Process Group ID(PGID) - プロセスグループIDは、同じグループにまとめられたプロセスたちに与えられるIDです。PGIDは、システムコールのsetsid()を使ってグループを生成・宣言したプロセスのPIDと同じになります。PGIDはグループの一種ですが、GIDの用にファイル(/etc/passwd, /etc/group)で定義・表現はされません。プロセスグループはグループ内のプロセス間のコミュニケーションに必要です。プロセスグループは競合状態や、危険なコミュニケーションによる他の障害なども防ぎます。

File System User ID(FSUID) - ファイルシステムの操作をファイルやディレクトリなどに行うときは、EUIDよりFSUIDが使用されます。FSUIDはファイル自身(のパーミッションなど)を変更するのに必要になります。

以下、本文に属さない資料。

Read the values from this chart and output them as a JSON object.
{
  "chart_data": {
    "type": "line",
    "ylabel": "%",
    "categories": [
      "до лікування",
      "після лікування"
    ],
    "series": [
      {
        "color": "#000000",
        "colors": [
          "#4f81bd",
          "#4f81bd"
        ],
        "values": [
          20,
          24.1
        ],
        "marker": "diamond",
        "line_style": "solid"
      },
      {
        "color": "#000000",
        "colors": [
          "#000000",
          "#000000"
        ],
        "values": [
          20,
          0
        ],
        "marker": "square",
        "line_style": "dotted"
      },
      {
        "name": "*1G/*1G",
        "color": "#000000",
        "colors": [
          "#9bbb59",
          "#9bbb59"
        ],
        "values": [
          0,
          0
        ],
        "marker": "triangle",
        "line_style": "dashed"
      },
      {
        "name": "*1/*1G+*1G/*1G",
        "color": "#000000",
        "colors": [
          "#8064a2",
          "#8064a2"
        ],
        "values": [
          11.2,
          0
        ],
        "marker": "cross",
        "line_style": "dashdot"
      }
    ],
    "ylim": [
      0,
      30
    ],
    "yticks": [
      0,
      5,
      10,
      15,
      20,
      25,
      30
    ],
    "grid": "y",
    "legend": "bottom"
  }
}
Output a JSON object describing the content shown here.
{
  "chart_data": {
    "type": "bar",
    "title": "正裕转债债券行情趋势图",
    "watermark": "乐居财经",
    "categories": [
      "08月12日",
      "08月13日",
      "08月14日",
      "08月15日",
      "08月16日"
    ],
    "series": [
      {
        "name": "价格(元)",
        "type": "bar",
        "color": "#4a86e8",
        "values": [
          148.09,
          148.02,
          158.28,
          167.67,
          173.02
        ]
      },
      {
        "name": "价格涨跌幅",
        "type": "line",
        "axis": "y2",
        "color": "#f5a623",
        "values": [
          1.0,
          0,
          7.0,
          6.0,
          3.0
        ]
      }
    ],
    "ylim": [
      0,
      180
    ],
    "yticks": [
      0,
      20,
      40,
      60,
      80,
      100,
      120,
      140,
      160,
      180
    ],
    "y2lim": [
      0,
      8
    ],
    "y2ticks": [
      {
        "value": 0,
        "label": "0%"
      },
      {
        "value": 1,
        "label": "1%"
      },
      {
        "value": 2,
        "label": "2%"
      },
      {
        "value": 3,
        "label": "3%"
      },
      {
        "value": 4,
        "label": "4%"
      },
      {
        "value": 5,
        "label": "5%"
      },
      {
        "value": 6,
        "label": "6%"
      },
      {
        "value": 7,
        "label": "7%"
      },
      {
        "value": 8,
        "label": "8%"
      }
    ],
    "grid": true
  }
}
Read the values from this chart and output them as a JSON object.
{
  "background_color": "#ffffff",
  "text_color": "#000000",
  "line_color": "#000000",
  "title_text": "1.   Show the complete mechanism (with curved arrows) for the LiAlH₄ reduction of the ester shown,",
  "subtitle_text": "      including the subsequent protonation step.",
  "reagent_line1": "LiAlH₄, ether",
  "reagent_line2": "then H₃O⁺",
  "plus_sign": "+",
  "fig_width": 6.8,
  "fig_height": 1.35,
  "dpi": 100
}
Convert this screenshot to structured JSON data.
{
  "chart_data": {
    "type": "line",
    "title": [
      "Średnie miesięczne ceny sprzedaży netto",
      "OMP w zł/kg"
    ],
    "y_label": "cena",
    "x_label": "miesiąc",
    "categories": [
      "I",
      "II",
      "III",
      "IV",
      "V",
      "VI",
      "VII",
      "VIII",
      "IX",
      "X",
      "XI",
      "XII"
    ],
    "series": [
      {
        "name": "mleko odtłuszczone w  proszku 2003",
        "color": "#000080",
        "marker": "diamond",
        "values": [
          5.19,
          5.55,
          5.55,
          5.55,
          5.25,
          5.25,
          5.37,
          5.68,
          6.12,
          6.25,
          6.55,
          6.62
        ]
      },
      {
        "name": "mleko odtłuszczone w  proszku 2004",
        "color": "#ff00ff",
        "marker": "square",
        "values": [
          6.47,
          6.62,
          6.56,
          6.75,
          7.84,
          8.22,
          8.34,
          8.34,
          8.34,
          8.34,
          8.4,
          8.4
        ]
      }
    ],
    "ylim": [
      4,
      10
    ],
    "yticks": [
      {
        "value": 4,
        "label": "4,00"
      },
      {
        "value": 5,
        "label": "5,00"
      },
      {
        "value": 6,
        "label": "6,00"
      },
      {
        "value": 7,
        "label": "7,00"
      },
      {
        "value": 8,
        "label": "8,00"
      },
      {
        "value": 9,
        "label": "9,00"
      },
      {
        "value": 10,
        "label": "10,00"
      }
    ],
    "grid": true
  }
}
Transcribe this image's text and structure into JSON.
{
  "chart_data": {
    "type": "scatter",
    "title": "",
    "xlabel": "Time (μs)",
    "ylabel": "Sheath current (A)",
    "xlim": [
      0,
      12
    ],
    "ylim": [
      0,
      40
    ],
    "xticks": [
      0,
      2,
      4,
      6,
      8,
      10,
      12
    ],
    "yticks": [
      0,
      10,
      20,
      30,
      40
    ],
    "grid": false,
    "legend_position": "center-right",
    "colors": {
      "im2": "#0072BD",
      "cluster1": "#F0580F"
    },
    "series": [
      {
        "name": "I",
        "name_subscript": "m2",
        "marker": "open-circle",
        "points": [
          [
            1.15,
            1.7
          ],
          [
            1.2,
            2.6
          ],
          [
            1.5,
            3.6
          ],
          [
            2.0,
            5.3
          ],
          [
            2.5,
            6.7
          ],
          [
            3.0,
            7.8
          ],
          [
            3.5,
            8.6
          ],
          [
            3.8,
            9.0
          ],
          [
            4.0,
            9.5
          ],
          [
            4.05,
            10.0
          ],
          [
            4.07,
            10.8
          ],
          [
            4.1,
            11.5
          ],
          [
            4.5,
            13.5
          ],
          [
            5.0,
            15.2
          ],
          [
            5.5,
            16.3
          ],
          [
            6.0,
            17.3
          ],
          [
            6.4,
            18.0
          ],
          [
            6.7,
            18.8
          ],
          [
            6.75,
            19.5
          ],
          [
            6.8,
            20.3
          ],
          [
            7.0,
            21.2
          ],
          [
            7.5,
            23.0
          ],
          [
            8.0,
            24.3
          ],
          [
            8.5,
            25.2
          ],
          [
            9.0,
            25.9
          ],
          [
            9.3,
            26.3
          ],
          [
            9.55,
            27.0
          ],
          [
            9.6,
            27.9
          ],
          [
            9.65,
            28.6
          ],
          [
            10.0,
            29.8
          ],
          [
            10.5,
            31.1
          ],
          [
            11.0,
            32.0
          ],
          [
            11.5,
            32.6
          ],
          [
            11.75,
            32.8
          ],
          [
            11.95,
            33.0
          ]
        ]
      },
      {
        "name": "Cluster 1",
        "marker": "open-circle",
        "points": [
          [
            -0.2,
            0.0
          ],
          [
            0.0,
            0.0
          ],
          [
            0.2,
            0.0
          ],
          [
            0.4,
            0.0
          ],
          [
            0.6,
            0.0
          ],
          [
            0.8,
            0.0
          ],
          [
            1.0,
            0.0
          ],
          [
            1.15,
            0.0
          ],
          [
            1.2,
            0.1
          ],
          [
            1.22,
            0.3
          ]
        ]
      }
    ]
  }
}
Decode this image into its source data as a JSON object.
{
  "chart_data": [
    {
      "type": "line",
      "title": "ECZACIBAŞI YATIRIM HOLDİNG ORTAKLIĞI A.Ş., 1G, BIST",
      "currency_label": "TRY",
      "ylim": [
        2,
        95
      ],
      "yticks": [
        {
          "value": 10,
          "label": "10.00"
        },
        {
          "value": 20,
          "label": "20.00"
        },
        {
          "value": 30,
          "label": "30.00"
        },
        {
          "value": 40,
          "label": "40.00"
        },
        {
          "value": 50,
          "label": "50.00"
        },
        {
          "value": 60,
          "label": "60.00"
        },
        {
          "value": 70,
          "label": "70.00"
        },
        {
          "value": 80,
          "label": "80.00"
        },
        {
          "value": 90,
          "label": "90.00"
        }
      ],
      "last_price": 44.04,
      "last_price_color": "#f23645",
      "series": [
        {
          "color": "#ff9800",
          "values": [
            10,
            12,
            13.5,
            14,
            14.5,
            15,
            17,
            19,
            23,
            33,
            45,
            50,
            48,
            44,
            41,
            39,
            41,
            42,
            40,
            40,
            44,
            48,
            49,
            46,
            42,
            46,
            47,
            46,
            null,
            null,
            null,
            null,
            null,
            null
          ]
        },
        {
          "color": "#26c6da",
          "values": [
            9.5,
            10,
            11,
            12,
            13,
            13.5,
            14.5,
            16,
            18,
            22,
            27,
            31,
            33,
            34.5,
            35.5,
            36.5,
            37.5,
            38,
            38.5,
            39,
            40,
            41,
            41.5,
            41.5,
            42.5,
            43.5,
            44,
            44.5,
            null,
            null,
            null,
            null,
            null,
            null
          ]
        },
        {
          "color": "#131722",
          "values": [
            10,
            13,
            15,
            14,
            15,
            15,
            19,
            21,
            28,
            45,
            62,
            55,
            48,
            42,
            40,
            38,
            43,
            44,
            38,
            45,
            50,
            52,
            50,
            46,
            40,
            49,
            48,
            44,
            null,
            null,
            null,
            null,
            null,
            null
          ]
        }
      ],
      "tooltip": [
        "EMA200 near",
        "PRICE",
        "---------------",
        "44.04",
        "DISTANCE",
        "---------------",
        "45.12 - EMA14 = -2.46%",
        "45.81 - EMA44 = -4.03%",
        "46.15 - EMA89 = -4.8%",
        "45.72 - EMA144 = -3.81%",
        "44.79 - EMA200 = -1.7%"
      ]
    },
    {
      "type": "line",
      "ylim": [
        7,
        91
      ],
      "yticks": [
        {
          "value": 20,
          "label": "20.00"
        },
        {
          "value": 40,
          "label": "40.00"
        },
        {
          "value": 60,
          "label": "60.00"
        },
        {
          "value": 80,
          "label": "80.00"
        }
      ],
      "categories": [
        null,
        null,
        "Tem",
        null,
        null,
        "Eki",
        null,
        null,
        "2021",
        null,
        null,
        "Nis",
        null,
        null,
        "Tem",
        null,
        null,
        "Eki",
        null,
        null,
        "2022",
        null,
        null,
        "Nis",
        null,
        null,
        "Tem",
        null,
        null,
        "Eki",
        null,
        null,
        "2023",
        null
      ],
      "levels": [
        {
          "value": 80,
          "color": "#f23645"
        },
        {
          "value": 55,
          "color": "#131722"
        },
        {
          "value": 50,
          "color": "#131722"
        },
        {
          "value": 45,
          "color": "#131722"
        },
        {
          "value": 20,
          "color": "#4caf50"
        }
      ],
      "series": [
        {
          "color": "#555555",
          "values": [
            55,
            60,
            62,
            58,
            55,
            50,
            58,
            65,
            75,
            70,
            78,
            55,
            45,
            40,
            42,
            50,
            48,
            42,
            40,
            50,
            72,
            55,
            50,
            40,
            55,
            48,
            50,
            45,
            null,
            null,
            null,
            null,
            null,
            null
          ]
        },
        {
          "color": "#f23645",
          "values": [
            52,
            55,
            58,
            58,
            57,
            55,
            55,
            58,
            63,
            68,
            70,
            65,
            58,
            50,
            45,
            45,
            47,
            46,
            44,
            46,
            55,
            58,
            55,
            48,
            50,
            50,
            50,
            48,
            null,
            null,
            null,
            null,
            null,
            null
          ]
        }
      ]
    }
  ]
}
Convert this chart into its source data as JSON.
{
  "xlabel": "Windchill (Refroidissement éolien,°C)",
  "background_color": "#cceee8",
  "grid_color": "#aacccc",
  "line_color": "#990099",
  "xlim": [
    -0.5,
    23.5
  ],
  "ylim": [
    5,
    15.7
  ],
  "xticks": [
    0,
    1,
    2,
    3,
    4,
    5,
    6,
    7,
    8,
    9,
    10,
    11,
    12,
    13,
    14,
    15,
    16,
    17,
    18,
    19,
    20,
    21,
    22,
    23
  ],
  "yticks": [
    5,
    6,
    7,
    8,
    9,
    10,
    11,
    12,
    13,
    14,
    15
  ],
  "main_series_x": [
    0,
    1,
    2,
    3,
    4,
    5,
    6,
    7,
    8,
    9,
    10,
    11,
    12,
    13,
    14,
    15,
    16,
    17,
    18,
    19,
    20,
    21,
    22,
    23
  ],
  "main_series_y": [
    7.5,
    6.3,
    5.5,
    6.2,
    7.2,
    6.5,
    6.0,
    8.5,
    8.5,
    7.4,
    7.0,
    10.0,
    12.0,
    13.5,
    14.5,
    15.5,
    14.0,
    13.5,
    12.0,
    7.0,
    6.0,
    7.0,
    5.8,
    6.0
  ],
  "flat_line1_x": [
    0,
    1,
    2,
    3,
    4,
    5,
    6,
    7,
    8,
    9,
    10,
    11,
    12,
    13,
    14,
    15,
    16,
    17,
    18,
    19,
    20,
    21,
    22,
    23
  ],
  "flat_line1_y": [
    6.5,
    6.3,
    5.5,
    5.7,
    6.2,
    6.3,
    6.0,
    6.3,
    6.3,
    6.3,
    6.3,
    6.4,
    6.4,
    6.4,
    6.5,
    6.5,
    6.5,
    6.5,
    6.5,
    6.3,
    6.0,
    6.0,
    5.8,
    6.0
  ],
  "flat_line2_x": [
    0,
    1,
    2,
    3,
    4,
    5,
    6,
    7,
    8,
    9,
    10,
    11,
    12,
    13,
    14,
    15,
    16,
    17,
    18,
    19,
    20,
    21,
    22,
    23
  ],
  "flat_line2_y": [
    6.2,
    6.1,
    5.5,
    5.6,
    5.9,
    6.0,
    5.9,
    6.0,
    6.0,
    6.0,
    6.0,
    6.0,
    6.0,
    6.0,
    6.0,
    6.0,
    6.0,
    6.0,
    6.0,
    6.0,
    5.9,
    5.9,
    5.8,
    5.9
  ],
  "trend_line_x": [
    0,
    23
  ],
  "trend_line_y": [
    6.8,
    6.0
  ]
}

Universally Unique ID(UUID) - UUIDはさまざまな用途に使われる16バイトの数です。例えば、ストレージのユニットのUUIDや、MACアドレスのUUIDとして見たことがあるかもしれません。UUIDは、(ユーザやプログラマーによって書き換えられないかぎり)恒久的で、汎用的な、一意の値を与えるのに必要です。UUIDを生成したいときは、以下のコマンドが便利です。 cat /proc/sys/kernel/random/uuid

Partition ID - 異なるファイルシステムタイプは、それぞれIDを持っています。このIDはファイルシステムをフォーマットする際に、よく使用されます。例えば、swapパーミッションはpartition ID 82です。しかし全てのファイルシステムが一意のIDを使っているわけではありません。ext4やxfsなどは83です。

USB ID - 異なるUSBデバイスもIDを持っています。そのリストはこちらです。(PCIデバイスなど)他のタイプのハードウェアもそれぞれのIDを持っていますが、それは、それぞれをずらーとここに書いても退屈なので、、ここでは、カッツアイさせていただきます。